Es begann mit einer staubigen Großbaustelle und dem Versprechen geräumiger Wohnungen und stabiler Löhne: Mitte der 60er Jahre stampften die Sowjets an einer weiten Wolgaschleife in Zentralrussland eine der größten Autofabriken des gesamten Ostblocks aus dem Boden. In nur wenigen Jahren entstanden Werkshallen, Montagegebäude und Produktionsstätten, die schließlich eine riesige Fläche von rund sechs Quadratkilometern bedeckten. Arbeiter aus dem gesamten Land zogen für begehrte Jobs nach Toljatti und ließen die Anwohnerzahl von 100 000 auf rund 700 000 Menschen anwachsen.
Städte in der Krise
Doch nach dem Ende der Sowjetunion ging es mit der riesigen Autostadt bergab. Die Fabrik war nicht konkurrenzfähig. Die meisten Arbeiter wurden entlassen, eine neue Beschäftigung fand der Großteil nicht mehr. Denn Toljatti ist eine Monostadt – die größte in Russland. Entstanden um einen einzigen Großbetrieb sind diese Städte meist besonders anfällig für wirtschaftliche Krisen und Konjunkturschwankungen. Das hat auch die russische Regierung erkannt – und steuert gegen. Umgerechnet rund 2,2 Milliarden Euro sollen im Zeitraum zwischen 2019 und 2024 in die wirtschaftlich einseitig geprägten Städte fließen, geht aus einem kürzlich vorgestellten Regierungsprogramm hervor. Vor allem der Ausbau der lokalen Infrastruktur soll vorangetrieben und die Wirtschaft der Städte diversifiziert werden, um Abwanderung und Verfall zu stoppen. Die Initiative ersetzt ein Vorgängerprogramm, das vor allem auf Gewerbeparks in den Städten setzte. „Ich habe nicht das Gefühl, dass dieses Programm effektiv war“, erklärte dazu Alexej Kudrin, Vorsitzender des russischen Rechnungshofes.
Orte vom Reißbrett
Ob das neue Vorhaben aber tatsächlich die lang ersehnte Wende bringt, bleibt abzuwarten.
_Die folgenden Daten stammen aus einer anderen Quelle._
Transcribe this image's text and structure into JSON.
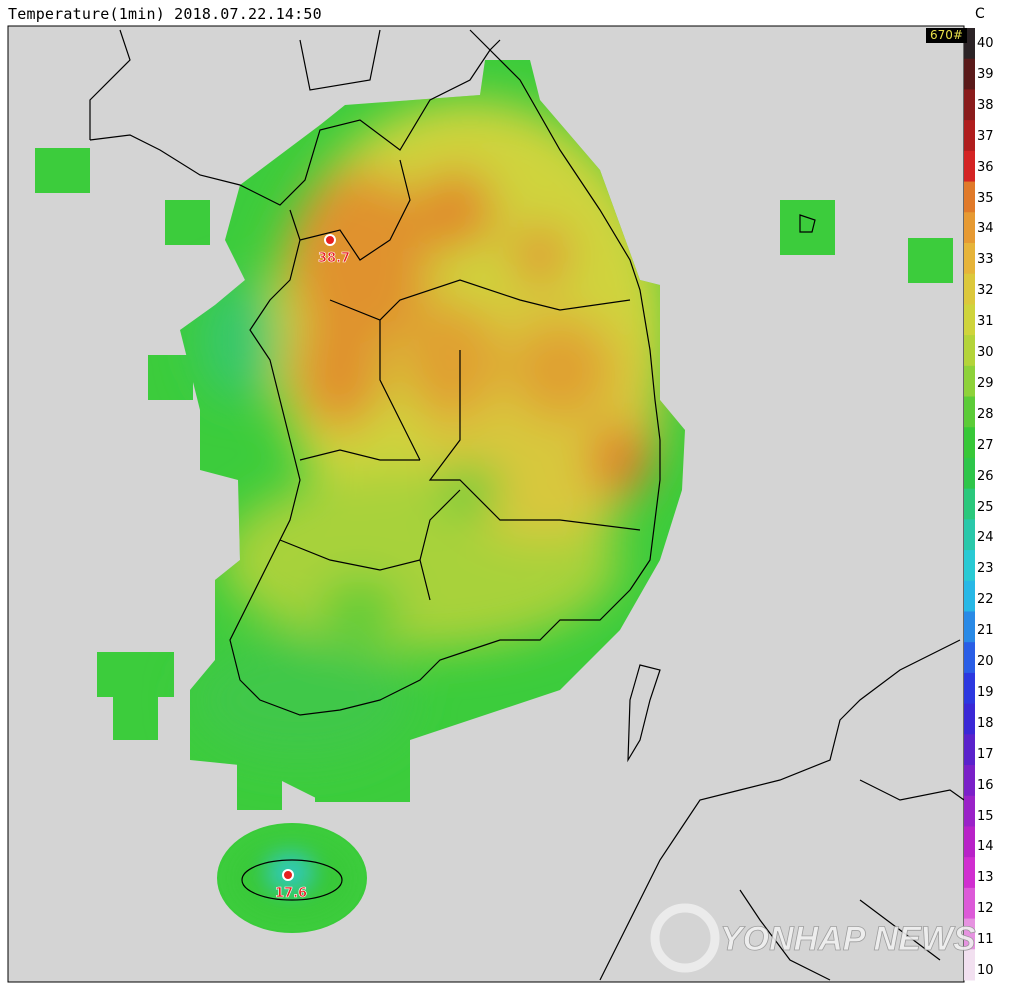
{
  "header": {
    "title": "Temperature(1min) 2018.07.22.14:50",
    "unit": "C",
    "station_count": "670#"
  },
  "colorbar": {
    "ticks": [
      40,
      39,
      38,
      37,
      36,
      35,
      34,
      33,
      32,
      31,
      30,
      29,
      28,
      27,
      26,
      25,
      24,
      23,
      22,
      21,
      20,
      19,
      18,
      17,
      16,
      15,
      14,
      13,
      12,
      11,
      10
    ],
    "colors": [
      "#2b2326",
      "#5a1a1a",
      "#8a1c1c",
      "#b01e1e",
      "#d42424",
      "#e07a2a",
      "#e69a33",
      "#e6b43a",
      "#dcc83c",
      "#cfd43c",
      "#b4d43a",
      "#8ed23a",
      "#5ccc38",
      "#38c838",
      "#2ec64a",
      "#2bc87c",
      "#2ac8aa",
      "#2acad4",
      "#28b8e6",
      "#2a8ae6",
      "#2a5ee6",
      "#2c38e0",
      "#3a28d6",
      "#5a22cc",
      "#7a20c8",
      "#9a22c8",
      "#b822c8",
      "#d02ed0",
      "#dc5ad8",
      "#e692e0",
      "#f2e0f0"
    ]
  },
  "markers": [
    {
      "label": "38.7",
      "kind": "max"
    },
    {
      "label": "17.6",
      "kind": "min"
    }
  ],
  "watermark": "YONHAP NEWS"
}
Den regelmäßig aufgelegten Rettungsprogrammen der Regierung waren bisher nur mäßige Erfolge beschieden. Doch wie kam es überhaupt zur Gründung der Monostädte? Entworfen wurden sie ab den 1930er Jahren zumeist am Reißbrett. Damals befand sich die Sowjetunion in einer Phase der Industrialisierung, überall im Land entstanden Kombinate, Hochöfen und Werke zur Verarbeitung von Öl, Kohle und anderen Rohstoffen. Die Wohnungen für die Arbeiter ließen die sowjetischen Städteplaner meist in direkter Nähe der Anlagen errichten. Hunderttausende fanden so ein Zuhause, über 400 Städte entstanden im ganzen Land. Lange bildeten sie das Rückgrat der sowjetischen Wirtschaft und erwirtschafteten zeitweise bis zu 40 Prozent des Bruttoinlandsproduktes.
Giganten im Niedergang
Doch mit dem Zusammenbruch des Kommunismus zeigte sich die schwache Seite der sowjetischen Industriegiganten. Viele schafften den Anschluss an den Kapitalismus nicht. In der Folge gerieten die dazugehörigen Städte in eine sich immer schneller drehende Abwärtsspirale aus Abwanderung, hoher Arbeitslosigkeit, Umweltverschmutzung und einer zusammenbrechenden Gesundheitsversorgung. Nun rächte sich auch, dass vielerorts Wärme- und Stromversorgung direkt an die Betriebe gekoppelt waren. Gerieten diese in die Krise, wurde es bei vielen Russen kalt.
Der Kreml greift ein
Die Regierung machte die Rettung der Monostädte erst relativ spät zur Chefsache. Präsident Wladimir Putin erklärte 2014 die Diversifizierung und Modernisierung zu einem wichtigen Ziel und gründete die Stiftung zur Entwicklung der Monostädte, welche seitdem Programme zur Entwicklung der Städte ausarbeitet, Investitionen anschiebt und geeignetes Personal ausbildet. Heute gibt es in Russland noch 319 Monostädte, in denen 13,5 Millionen Menschen leben, geht aus Daten der Statistikbehörde Rosstat hervor. Dies entspricht einem Zehntel der russischen Bevölkerung. Ein Drittel der in die Jahre gekommenen Industriestandorte befinde sich mittlerweile in einem besonders kritischen Zustand, heißt es weiter bei Rosstat. Die meisten Monostädte (24) befinden sich in der westsibirischen Region Kemerowo.